Locate the public key provided to you. The public key will be a long string of text, loosely resembling the format: `MIIBI...<SHORTENED>...Xrw2nwIDAQAB`. You will register this public key on the Snowflake user you create in Step 2.

## Step 2: create role, user, and warehouse

<Note>
  To complete the following setup steps, you or a Snowflake admin on your team must have the `SECURITYADMIN` and `SYSADMIN` roles. To check your account for these roles, run `SHOW GRANTS TO USER <your_username>;` and review the `role` column.
</Note>

<Steps>
  <Step title="Review the setup script">
    Review and make any changes to the following setup script. Update `database_name` and `schema_name` to point at the database and schema you want to read from, list the tables you want to sync in the grant statements, and paste the public key from Step 1 into `RSA_PUBLIC_KEY`.

    ```sql title="Setup script" icon="database" expandable theme={null}
    begin;

    -- create variables for user / role / warehouse
    set user_name = 'TRANSFER_USER'; -- all letters must be uppercase
    set role_name = 'TRANSFER_ROLE'; -- all letters must be uppercase
    set warehouse_name = 'TRANSFER_WAREHOUSE'; -- all letters must be uppercase
    set database_name = 'SOURCE_DATABASE'; -- all letters must be uppercase
    set schema_name = 'SOURCE_SCHEMA'; -- all letters must be uppercase

    -- change role to securityadmin for user / role steps
    use role securityadmin;

    -- create role for the transfer service
    create role if not exists identifier($role_name);
    grant role identifier($role_name) to role SYSADMIN; -- establish SYSADMIN as the parent of the new role. Note: this does not grant the access privileges of SYSADMIN to the new role.

    -- create a user for the transfer service
    create user if not exists identifier($user_name)
    RSA_PUBLIC_KEY='MIIBIjANBgkqh...'; -- replace with the complete public key from Step 1

    -- set default role and warehouse, and mark the user as a service account
    alter user identifier($user_name) SET default_role = $role_name;
    alter user identifier($user_name) SET default_warehouse = $warehouse_name;
    alter user identifier($user_name) SET type = service;

    grant role identifier($role_name) to user identifier($user_name);

    -- change role to sysadmin for warehouse / database steps
    use role sysadmin;

    -- create a warehouse for the transfer service
    create warehouse if not exists identifier($warehouse_name)
    warehouse_size = xsmall
    warehouse_type = standard
    auto_suspend = 60
    auto_resume = true
    initially_suspended = true;

    -- grant warehouse and database access to the transfer role
    grant USAGE on warehouse identifier($warehouse_name) to role identifier($role_name);
    grant USAGE on database identifier($database_name) to role identifier($role_name);

    -- grant schema and table read access to the transfer role
    use database identifier($database_name);
    grant USAGE on schema identifier($schema_name) to role identifier($role_name);
    grant SELECT on table identifier($schema_name || '.<TABLE_NAME_A>') to role identifier($role_name); -- repeat for each table you want to sync
    grant SELECT on table identifier($schema_name || '.<TABLE_NAME_B>') to role identifier($role_name);

    commit;
    ```

    <Note>
      By default, this script creates a new warehouse. If you would prefer to use an existing warehouse, change the `warehouse_name` variable from `TRANSFER_WAREHOUSE` to the name of the warehouse to be shared.
    </Note>

    <Note>
      To grant access to every table in the schema instead of listing tables individually, replace the per-table grants with a single grant on all tables in the schema.
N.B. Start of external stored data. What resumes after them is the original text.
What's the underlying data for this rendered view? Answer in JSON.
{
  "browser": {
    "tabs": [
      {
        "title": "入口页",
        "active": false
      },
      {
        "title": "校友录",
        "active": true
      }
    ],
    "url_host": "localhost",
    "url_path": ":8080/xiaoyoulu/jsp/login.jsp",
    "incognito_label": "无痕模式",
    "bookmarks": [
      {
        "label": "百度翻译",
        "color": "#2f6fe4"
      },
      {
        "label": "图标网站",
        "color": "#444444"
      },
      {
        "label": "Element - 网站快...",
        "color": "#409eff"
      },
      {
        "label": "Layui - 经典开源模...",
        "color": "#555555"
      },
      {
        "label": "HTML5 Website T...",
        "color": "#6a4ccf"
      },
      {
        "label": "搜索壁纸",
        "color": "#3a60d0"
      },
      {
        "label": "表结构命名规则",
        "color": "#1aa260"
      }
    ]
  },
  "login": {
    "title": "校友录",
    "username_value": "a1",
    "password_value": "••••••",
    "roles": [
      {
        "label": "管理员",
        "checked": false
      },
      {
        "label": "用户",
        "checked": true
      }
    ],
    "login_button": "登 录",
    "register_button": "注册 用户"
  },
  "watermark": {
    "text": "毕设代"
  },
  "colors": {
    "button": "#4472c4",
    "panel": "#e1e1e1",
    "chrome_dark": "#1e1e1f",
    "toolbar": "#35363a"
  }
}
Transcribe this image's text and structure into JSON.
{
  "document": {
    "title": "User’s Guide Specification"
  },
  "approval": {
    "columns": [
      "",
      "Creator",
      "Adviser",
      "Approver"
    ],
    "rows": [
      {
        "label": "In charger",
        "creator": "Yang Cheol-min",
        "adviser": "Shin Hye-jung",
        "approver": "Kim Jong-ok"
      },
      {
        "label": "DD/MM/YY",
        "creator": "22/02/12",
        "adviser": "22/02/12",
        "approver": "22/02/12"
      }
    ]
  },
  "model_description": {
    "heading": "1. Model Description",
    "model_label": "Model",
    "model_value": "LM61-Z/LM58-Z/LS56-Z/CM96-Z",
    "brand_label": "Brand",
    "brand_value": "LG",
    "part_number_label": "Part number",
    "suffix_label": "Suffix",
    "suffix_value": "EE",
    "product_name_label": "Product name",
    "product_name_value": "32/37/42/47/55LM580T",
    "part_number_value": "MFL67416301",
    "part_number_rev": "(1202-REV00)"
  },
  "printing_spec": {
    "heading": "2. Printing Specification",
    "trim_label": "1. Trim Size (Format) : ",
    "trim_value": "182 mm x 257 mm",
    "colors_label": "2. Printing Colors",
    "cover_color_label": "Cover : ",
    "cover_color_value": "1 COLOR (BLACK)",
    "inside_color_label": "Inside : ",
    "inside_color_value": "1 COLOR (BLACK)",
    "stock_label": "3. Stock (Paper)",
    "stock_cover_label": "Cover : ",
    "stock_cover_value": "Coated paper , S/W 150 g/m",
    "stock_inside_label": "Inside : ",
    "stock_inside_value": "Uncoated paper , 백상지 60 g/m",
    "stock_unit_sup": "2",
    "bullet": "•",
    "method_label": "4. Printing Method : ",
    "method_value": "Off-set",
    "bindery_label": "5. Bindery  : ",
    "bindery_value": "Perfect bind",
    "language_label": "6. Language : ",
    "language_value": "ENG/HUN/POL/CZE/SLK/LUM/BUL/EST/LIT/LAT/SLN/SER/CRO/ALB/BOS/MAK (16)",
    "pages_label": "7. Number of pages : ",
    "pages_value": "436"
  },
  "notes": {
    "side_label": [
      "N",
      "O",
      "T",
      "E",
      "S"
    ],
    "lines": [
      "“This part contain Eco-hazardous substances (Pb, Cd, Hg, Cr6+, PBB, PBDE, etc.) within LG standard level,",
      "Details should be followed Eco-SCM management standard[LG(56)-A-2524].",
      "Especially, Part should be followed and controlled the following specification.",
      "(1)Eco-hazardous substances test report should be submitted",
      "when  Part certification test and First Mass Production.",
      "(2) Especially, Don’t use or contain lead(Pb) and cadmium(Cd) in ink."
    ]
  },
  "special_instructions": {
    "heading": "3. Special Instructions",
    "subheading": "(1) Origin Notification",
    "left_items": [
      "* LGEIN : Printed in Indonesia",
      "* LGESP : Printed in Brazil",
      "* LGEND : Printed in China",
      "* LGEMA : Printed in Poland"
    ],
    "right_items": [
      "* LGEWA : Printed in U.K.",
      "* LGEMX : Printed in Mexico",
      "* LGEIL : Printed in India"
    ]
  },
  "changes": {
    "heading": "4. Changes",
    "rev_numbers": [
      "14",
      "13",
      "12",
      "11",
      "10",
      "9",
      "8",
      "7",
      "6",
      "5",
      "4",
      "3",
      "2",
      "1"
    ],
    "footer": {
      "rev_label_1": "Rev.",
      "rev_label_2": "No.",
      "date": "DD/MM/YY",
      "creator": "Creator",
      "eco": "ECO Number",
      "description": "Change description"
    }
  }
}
      ```sql title="Grant all tables" icon="database" theme={null}
      grant SELECT on all tables in schema identifier($schema_name) to role identifier($role_name);
      ```
    </Note>
  </Step>

  <Step title="Run the script">
    In the Snowflake interface, select the dropdown next to the **Run** button, and click **Run All**. This will run every query in the script at once. If successful, you will see `Statement executed successfully` in the query results.
  </Step>
</Steps>

## Step 3: configure the Snowflake access policy

If your Snowflake data warehouse is using Snowflake Access Policies, a new policy must be added to allow the static IP to read from the warehouse. Reach out to your contact for the static IP address to use.

<Steps>
  <Step title="Review current network policies">
    Run the following to check for existing IP safelists.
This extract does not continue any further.